On Rejection
REJECTION SLIPS ARE BADGES OF HONOR.
Purple Hearts.
They mean that you’ve done your duty. You’ve written your stuff and sent it out. You’ve done your part.
Show me a writer who doesn’t have a stack of rejection slips and I’ll show you an unpublished writer.
The rejections can feel like a kick in the stomach when you get them, but they are part of the life. They’re the receipts you get in the mail each time you pay your dues.
Eventually, if you are persistent, you’ll open an envelope that isn’t self-addressed, it will contain a letter of acceptance, and you’ll be a “published author.”
In a period of five or six years, I collected at least thirty rejection slips from Alfred Hitchcock’s Mystery Magazine, fifteen or twenty from Ellery Queen, and numerous rejection slips from other magazines.
They’re not fun to get.
But what you must understand is that a story can be rejected for any of several reasons.
True, maybe it’s just a lousy story. Or not a story, at all. Maybe it’s badly written. On the other hand, maybe the editor had a headache when he or she read it. Or maybe the magazine had recently bought a story with a similar plot. Or maybe your piece is too violent for their taste. Maybe the editor thinks it is sexist. Maybe your story has a dog in it, but the editor is a cat person.
Maybe the editor thinks your main character is too pushy or not pushy enough. Or maybe the publisher has a backlog of stories and just isn’t interested in buying any new ones just now.
Your material might even be rejected because it is too unusual, too original, doesn’t fit the stereotypes or the editor’s expectations of what a story ought to be. Maybe you’ve dared to enter unknown territories and the publisher is unwilling to risk the adventure.
In other words, it ain’t necessarily a bad story.
This is true of any manuscript you submit, whether it’s a short story sent to a magazine or a novel sent to a publisher.
It may be a perfectly fine piece of work.
More often than not, its rejection will have little or nothing to dc with the work’s intrinsic merits.
So be not glum!
Get your work into the right hands, and it might sell.

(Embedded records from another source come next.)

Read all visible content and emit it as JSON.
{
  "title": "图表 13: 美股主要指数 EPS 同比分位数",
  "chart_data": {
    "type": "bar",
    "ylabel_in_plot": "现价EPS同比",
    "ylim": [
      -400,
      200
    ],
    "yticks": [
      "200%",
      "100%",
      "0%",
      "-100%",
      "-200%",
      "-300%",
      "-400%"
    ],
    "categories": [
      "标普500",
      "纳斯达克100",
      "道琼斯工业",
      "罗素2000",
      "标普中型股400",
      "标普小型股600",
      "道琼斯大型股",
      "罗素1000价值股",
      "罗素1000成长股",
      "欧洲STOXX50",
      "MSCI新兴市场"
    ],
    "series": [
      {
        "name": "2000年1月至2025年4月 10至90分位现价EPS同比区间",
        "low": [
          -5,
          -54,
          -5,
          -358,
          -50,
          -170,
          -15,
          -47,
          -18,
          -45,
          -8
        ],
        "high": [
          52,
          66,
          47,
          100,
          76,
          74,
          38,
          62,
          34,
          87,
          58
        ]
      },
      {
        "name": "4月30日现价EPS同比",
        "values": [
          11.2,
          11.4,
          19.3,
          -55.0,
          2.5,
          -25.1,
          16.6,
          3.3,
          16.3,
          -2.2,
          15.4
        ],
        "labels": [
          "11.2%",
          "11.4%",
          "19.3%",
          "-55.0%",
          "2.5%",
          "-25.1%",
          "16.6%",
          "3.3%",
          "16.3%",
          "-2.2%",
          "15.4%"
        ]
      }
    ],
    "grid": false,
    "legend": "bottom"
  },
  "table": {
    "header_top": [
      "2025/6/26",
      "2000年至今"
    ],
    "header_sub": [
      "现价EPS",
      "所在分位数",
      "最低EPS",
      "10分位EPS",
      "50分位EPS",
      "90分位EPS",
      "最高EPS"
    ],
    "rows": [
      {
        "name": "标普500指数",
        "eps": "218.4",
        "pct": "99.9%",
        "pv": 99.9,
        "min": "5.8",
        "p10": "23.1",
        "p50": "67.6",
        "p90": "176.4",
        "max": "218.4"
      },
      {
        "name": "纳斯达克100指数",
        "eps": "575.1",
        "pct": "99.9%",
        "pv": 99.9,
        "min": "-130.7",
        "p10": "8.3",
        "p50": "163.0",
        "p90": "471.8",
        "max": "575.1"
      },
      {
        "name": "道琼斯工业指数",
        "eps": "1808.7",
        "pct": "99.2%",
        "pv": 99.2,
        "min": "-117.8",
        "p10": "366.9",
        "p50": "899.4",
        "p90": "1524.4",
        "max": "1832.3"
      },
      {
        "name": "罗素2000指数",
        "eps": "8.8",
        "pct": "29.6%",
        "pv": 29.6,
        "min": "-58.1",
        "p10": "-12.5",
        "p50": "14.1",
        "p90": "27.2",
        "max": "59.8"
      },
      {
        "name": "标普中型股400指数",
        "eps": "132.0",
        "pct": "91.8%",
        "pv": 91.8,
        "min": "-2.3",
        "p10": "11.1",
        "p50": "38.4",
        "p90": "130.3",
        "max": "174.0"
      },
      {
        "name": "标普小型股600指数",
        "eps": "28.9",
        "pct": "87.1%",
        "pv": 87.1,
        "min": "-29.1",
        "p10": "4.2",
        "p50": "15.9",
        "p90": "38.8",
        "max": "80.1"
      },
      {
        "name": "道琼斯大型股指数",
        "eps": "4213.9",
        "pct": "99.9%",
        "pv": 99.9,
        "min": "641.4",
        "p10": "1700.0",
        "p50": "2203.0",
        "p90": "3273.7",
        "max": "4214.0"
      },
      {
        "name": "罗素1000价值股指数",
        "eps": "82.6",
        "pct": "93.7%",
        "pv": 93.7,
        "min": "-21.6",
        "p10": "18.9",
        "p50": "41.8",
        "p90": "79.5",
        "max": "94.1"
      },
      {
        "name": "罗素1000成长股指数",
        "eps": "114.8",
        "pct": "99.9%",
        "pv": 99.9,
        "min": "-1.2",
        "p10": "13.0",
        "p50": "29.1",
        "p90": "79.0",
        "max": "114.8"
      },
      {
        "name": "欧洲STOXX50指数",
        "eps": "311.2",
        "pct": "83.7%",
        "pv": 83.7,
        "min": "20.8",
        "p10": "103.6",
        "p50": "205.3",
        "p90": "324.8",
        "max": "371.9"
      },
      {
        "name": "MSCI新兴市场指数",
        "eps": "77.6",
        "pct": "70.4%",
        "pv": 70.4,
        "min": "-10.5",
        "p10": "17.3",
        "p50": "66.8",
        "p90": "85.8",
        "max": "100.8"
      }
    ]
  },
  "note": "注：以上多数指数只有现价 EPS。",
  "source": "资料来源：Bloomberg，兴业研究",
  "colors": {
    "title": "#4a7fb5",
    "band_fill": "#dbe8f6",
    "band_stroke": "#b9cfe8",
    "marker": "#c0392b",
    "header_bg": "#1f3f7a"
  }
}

First, make sure that your manuscript is seen by a wide sampling of editors. If none of them wants to buy it, go ahead and put it away.
But don’t throw it away.
The finished product is an asset.
Time goes by. You keep on writing. Some of your stuff sells. You develop a following.
Down the line, you might very well be able to sell the very same story or novel that nobody wanted at the time it was written.
In my own case, I spent years sending out short stories to magazines. I accumulated scads of rejection slips. After my novels began to sell, however, I rarely wrote or submitted short stories. Soon, editors were asking me for stories for their anthologies and magazines. About half the time, I turned down the offers for one reason o: another. So the situation had reversed itself.
The same situation is true of novels. Once you’ve had a certain amount of success, you might be able to sell some of those old novels that had been rejected when you were a “nobody.”
In many cases, they were only rejected in the first place because you were a nobody not because there was anything wrong with them.
Get big enough, and you can sell just about anything you ever wrote.
You may think you’ll never get that big.
But if you’re good and you persist, you might.
So don’t let the rejections get you down. Keep everything.
And be ready to dust a few things off, some day polish them up a bit… maybe change the price of gasoline, change the character’s typewriter into a computer, replace the eight-track tape player with a CD changer, etc.
In your old, rejected stuff, you may have some good stories, good novels that you’ll be able to sell someday even though nobody wanted them when you were young and unknown and needed the acceptance and money.